The Percys failed to do either, and so Canton came down with the full force of law. It even filed an emergency action in court to prevent the Percys from planting trees or taking actions to care for the seedlings they had already planted. Four years later, despite three separate court rulings finding that Canton’s tree ordinance is unconstitutional, Canton continues to push forward with its litigation against the Percys.

All the while, the plot sits empty, no trees or carols, wreaths or trimmings. No trees to be grown on this plot of land. Why? Because the Percys did not ask permission or pay what Canton wanted.

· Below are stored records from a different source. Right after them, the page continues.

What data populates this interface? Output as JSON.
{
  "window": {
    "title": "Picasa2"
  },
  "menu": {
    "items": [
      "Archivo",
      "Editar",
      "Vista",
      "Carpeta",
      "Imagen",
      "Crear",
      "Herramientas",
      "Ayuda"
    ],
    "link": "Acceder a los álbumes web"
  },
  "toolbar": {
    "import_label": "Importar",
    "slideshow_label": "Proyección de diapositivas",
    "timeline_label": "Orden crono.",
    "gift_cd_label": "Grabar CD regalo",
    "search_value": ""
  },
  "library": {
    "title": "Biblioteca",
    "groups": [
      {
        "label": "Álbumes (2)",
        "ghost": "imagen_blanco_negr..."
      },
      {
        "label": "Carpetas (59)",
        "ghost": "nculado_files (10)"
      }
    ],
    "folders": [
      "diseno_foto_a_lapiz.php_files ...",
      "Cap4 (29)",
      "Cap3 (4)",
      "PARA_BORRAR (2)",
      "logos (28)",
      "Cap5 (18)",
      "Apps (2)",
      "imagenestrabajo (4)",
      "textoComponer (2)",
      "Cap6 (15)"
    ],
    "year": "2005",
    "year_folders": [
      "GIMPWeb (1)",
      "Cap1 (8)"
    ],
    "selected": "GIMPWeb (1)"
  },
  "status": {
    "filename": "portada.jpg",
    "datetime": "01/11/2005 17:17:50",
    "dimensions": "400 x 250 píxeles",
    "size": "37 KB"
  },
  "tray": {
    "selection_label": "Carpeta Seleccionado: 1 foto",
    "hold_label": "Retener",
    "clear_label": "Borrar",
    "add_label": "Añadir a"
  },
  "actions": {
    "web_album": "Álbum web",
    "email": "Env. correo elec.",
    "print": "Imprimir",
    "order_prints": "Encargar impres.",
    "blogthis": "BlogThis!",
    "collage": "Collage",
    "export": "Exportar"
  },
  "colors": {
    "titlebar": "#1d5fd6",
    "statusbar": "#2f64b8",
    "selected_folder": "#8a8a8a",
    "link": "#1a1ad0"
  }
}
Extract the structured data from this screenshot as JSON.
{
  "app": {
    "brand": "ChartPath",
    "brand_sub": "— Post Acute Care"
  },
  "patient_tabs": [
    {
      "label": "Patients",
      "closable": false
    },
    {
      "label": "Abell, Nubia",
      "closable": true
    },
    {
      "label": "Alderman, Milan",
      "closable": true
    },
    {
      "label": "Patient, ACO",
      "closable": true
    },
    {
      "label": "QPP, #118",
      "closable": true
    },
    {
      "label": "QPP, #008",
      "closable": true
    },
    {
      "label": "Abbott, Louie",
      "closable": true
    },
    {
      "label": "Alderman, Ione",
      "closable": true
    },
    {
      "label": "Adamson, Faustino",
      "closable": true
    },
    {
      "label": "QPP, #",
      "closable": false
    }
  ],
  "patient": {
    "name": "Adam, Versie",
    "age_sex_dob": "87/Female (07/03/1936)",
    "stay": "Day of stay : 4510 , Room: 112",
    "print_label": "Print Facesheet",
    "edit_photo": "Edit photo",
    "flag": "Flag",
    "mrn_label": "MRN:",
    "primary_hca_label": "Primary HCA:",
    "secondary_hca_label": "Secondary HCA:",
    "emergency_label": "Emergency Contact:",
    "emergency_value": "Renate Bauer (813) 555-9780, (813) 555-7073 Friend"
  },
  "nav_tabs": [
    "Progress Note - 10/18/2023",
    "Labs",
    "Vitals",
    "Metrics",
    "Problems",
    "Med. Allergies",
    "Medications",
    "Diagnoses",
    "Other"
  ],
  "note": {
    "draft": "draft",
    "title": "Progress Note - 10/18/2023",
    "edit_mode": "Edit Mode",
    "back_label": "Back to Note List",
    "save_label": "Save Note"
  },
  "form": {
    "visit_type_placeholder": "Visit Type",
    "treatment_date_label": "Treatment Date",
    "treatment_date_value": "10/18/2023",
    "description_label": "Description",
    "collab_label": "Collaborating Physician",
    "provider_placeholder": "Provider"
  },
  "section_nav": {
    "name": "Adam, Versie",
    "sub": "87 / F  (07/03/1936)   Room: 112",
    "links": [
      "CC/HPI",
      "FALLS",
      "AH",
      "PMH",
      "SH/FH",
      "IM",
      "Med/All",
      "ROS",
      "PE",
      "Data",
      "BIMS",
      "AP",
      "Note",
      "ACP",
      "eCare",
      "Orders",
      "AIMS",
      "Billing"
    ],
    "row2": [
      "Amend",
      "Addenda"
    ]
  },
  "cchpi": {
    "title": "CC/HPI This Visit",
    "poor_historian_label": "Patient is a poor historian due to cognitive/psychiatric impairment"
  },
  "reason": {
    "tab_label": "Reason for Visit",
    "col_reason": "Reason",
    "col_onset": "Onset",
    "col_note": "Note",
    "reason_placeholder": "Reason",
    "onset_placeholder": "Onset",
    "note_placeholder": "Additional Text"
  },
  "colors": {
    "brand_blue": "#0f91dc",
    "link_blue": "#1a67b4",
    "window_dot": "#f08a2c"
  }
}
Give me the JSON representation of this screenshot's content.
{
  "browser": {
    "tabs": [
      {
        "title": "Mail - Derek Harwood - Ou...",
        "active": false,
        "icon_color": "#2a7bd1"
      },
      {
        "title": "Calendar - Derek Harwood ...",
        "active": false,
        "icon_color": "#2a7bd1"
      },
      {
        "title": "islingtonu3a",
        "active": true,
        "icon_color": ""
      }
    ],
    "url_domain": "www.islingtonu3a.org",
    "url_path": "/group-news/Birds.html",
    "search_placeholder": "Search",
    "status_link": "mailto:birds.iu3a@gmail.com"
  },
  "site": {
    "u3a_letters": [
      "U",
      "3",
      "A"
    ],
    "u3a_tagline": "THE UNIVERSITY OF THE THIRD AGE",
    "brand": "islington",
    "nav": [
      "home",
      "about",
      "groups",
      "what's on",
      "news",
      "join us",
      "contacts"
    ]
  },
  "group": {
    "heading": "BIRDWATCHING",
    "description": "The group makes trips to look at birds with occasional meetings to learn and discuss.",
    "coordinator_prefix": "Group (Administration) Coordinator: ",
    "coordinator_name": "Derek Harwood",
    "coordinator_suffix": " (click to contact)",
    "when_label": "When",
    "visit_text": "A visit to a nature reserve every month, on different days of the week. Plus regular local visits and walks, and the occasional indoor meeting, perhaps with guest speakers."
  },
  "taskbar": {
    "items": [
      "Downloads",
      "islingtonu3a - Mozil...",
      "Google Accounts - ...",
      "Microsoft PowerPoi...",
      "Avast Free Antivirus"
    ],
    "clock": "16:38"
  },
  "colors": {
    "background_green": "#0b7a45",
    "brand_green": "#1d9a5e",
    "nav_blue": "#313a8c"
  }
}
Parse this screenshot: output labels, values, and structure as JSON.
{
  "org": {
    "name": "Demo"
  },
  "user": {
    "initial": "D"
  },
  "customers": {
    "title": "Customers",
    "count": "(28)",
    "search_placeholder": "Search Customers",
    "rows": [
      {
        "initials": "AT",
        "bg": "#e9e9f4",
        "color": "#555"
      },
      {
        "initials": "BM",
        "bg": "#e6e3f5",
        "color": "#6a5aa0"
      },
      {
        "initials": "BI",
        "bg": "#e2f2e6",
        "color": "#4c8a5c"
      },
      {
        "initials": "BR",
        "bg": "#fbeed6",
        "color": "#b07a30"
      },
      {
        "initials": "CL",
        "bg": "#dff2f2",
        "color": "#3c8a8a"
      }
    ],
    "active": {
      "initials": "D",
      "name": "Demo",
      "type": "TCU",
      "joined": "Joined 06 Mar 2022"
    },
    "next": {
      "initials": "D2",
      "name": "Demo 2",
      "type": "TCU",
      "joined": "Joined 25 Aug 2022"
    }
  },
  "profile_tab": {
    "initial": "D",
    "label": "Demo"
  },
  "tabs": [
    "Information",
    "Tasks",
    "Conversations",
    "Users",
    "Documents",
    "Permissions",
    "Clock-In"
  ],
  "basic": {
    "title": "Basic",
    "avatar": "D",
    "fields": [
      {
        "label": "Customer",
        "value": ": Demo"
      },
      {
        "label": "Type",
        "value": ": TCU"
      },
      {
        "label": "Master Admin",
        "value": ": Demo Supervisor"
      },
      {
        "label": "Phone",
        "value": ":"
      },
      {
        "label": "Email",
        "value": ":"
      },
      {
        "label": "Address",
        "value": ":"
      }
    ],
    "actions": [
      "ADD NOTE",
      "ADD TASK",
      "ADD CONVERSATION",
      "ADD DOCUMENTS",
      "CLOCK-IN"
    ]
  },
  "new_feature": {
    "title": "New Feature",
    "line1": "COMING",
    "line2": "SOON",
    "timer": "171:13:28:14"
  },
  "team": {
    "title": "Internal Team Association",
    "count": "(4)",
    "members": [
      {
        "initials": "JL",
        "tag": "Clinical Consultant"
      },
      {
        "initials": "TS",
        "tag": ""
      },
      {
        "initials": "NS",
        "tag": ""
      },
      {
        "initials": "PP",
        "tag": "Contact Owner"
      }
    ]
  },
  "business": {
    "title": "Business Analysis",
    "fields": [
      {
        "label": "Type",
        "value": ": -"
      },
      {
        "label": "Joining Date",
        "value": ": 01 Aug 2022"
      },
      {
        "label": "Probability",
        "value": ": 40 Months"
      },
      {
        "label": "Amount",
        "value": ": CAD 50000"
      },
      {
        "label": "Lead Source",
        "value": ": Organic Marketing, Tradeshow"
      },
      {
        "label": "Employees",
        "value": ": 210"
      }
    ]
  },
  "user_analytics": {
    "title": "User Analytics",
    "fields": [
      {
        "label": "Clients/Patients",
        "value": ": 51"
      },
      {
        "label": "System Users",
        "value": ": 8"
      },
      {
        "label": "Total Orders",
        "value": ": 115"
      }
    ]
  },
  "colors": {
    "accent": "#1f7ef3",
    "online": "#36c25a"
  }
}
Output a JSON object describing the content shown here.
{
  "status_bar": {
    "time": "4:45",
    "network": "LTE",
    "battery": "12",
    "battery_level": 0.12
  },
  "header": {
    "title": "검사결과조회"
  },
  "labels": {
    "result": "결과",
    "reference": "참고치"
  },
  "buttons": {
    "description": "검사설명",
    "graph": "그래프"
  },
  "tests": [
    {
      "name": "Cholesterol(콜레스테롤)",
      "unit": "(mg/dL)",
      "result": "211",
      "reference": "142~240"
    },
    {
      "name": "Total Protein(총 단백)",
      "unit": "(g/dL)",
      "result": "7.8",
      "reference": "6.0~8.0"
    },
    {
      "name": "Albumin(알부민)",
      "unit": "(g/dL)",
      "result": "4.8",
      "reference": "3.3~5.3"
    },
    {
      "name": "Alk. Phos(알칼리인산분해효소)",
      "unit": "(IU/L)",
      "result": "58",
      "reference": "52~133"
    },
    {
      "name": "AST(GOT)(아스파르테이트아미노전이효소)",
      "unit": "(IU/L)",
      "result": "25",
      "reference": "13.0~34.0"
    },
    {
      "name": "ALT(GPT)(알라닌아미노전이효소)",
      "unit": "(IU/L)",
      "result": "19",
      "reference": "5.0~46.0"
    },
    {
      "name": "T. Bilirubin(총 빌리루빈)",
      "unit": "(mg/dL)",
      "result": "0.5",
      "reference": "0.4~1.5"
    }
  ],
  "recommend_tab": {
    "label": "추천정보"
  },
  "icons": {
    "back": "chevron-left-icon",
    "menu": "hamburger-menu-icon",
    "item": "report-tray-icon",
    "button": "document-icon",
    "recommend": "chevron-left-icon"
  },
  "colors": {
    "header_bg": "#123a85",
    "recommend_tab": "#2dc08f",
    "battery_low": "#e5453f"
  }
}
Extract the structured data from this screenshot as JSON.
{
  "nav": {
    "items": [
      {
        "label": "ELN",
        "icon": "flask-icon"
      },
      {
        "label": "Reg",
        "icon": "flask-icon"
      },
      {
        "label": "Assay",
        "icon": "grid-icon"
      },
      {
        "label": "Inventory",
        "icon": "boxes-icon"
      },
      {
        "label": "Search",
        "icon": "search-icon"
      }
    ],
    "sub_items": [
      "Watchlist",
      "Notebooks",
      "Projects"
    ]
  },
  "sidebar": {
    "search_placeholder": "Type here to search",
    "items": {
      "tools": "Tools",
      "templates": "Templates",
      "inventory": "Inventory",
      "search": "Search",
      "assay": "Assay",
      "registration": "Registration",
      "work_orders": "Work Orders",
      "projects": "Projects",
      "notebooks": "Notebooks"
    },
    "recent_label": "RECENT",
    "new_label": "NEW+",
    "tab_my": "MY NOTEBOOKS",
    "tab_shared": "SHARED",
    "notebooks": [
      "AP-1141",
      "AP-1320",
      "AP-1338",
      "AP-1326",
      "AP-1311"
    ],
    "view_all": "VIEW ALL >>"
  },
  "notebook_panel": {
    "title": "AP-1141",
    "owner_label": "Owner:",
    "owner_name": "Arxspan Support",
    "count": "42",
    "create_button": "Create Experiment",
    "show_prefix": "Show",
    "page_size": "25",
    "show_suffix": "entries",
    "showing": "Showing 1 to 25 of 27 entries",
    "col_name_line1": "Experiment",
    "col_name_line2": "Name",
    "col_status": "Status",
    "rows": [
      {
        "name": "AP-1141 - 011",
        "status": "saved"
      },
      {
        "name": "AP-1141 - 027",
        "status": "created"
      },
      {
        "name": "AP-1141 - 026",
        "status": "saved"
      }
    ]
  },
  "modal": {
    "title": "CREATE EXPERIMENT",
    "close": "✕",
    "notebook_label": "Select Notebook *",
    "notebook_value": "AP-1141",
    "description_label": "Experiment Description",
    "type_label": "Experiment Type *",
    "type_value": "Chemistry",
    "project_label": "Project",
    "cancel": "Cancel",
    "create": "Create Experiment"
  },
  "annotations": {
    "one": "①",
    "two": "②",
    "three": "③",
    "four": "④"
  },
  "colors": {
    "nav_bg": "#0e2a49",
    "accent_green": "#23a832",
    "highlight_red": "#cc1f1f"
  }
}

A lot of environmental law works this way. Under the Endangered Species Act, you can get a permit to take endangered species if you agree to give the government what it wants. A very pertinent example is our Seafreeze case. The government has issued a permit to Vineyard Wind to “take” (not directly to kill, but to harass the whales in their environment, feeding grounds, etc.) 10 North Atlantic Right Whales, one of the most endangered species on the planet. If the government really cared about protecting the environment or species, it would pay property owners to protect them. Instead, it’s another way to exert control.

Pretending to be the Lorax to get more money and power is neither constitutional nor American. And while we don’t claim to speak for the trees, we do seek to defend the right to own property, with trees or without them. In this case, the ability to use one’s own property would result in the business of planting and replanting trees. The Lorax might be happy about that.